Partly my gripes were with the menu, which was large to the point of overwhelming and included a rather geographically ambiguous mix of Japanese staples like ramen, katsu, udon and takoyaki as well as Korean classics like bibimbab and soondooboo jigae. Had the food which appeared been better, I could have overlooked the game attempts to be Jack of all trades, but once a rather lacklustre bowl of udon ramen appeared, tasting of packet stock and raw onions, it quickly looked a lot less like idiosyncrasy and a lot more like an identity crisis.


Japche glass noodles were better, containing nice fresh vegetables and a confident hand with the sesame oil, and were pretty easy to enjoy in a straightforward kind of way. £7.90 does seem like quite a lot to pay for a some stir-fried vegetables and noodles, though. I could have them delivered to the door for that from a few places on Just Eat.


Bibimbab was good. Not astonishing, but good. More interesting once doused with gochujang, certainly, and there wasn't really anything significantly wrong with it, it just did its job as much as as a bowl of rice with various bits of veg on top can do.

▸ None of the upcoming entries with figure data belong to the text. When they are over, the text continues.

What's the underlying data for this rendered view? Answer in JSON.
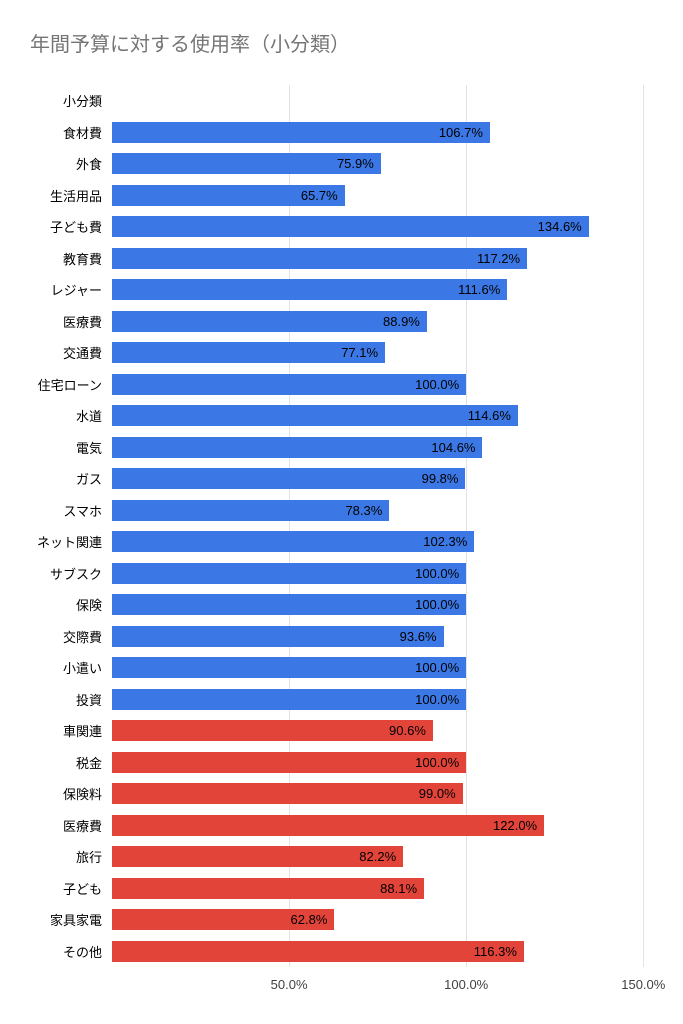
{
  "title": "年間予算に対する使用率（小分類）",
  "chart_data": {
    "type": "bar",
    "orientation": "horizontal",
    "title": "年間予算に対する使用率（小分類）",
    "xlabel": "",
    "ylabel": "小分類",
    "xlim": [
      0,
      155
    ],
    "grid": true,
    "legend": "none",
    "x_ticks": [
      {
        "value": 50,
        "label": "50.0%"
      },
      {
        "value": 100,
        "label": "100.0%"
      },
      {
        "value": 150,
        "label": "150.0%"
      }
    ],
    "colors": {
      "blue": "#3b78e5",
      "red": "#e2443a"
    },
    "rows": [
      {
        "category": "小分類",
        "value": null,
        "value_label": "",
        "color": null
      },
      {
        "category": "食材費",
        "value": 106.7,
        "value_label": "106.7%",
        "color": "blue"
      },
      {
        "category": "外食",
        "value": 75.9,
        "value_label": "75.9%",
        "color": "blue"
      },
      {
        "category": "生活用品",
        "value": 65.7,
        "value_label": "65.7%",
        "color": "blue"
      },
      {
        "category": "子ども費",
        "value": 134.6,
        "value_label": "134.6%",
        "color": "blue"
      },
      {
        "category": "教育費",
        "value": 117.2,
        "value_label": "117.2%",
        "color": "blue"
      },
      {
        "category": "レジャー",
        "value": 111.6,
        "value_label": "111.6%",
        "color": "blue"
      },
      {
        "category": "医療費",
        "value": 88.9,
        "value_label": "88.9%",
        "color": "blue"
      },
      {
        "category": "交通費",
        "value": 77.1,
        "value_label": "77.1%",
        "color": "blue"
      },
      {
        "category": "住宅ローン",
        "value": 100.0,
        "value_label": "100.0%",
        "color": "blue"
      },
      {
        "category": "水道",
        "value": 114.6,
        "value_label": "114.6%",
        "color": "blue"
      },
      {
        "category": "電気",
        "value": 104.6,
        "value_label": "104.6%",
        "color": "blue"
      },
      {
        "category": "ガス",
        "value": 99.8,
        "value_label": "99.8%",
        "color": "blue"
      },
      {
        "category": "スマホ",
        "value": 78.3,
        "value_label": "78.3%",
        "color": "blue"
      },
      {
        "category": "ネット関連",
        "value": 102.3,
        "value_label": "102.3%",
        "color": "blue"
      },
      {
        "category": "サブスク",
        "value": 100.0,
        "value_label": "100.0%",
        "color": "blue"
      },
      {
        "category": "保険",
        "value": 100.0,
        "value_label": "100.0%",
        "color": "blue"
      },
      {
        "category": "交際費",
        "value": 93.6,
        "value_label": "93.6%",
        "color": "blue"
      },
      {
        "category": "小遣い",
        "value": 100.0,
        "value_label": "100.0%",
        "color": "blue"
      },
      {
        "category": "投資",
        "value": 100.0,
        "value_label": "100.0%",
        "color": "blue"
      },
      {
        "category": "車関連",
        "value": 90.6,
        "value_label": "90.6%",
        "color": "red"
      },
      {
        "category": "税金",
        "value": 100.0,
        "value_label": "100.0%",
        "color": "red"
      },
      {
        "category": "保険料",
        "value": 99.0,
        "value_label": "99.0%",
        "color": "red"
      },
      {
        "category": "医療費",
        "value": 122.0,
        "value_label": "122.0%",
        "color": "red"
      },
      {
        "category": "旅行",
        "value": 82.2,
        "value_label": "82.2%",
        "color": "red"
      },
      {
        "category": "子ども",
        "value": 88.1,
        "value_label": "88.1%",
        "color": "red"
      },
      {
        "category": "家具家電",
        "value": 62.8,
        "value_label": "62.8%",
        "color": "red"
      },
      {
        "category": "その他",
        "value": 116.3,
        "value_label": "116.3%",
        "color": "red"
      }
    ]
  }
}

The only real disappointment was the chicken. I don't pretend to be any kind of expert, on this or anything else, but I've had good Korean fried chicken, and I've had bad, and this was not good. Poorly butchered, in fact hacked into a strange collection of misshapen bits of pieces with broken bones jutting out at ugly angles, they were no less upsetting to eat than look at, being overcooked and tough, and coated in a chilli sauce that tasted of nothing much more than dry chilli powder. We soon wished we'd ordered a half portion instead of a full (£18.90), but even that would have been far too much to pay for a fairly mediocre pile of wings. Even an included bowl of sweet pickled daikon couldn't make this value for money.


With a drink each, the bill came to £16.31/head, great if your life's ambition is to eat vegetable noodles and poor fried chicken, not so great if it isn't. And I'm very much in the latter camp, so it seems my search for the Best of Korea goes on. Perhaps I'm just going to have to bite the bullet and travel all the way back to New Malden; if they can't get it right there then there's no hope for anyone. And for now, the Walworth Road will go back to its primary function of slowing me down on the way to dinner in Camberwell. If anything changes, though, you'll be the first to know.

5/10

2 comments:

Alicia Foodycat said...

Interesting - people seemed to rave about the chicken when it first opened. Then it got closed down for mice or something. Now it presumably has no mice but the chicken isn't as good?

jayna said...

I too frequented CheeMc 3-4 times before it was closed down, and the highlights were the fried chicken and Korean food. They were known for Korean. Has there been a change in establishment that they now offer Japanese too?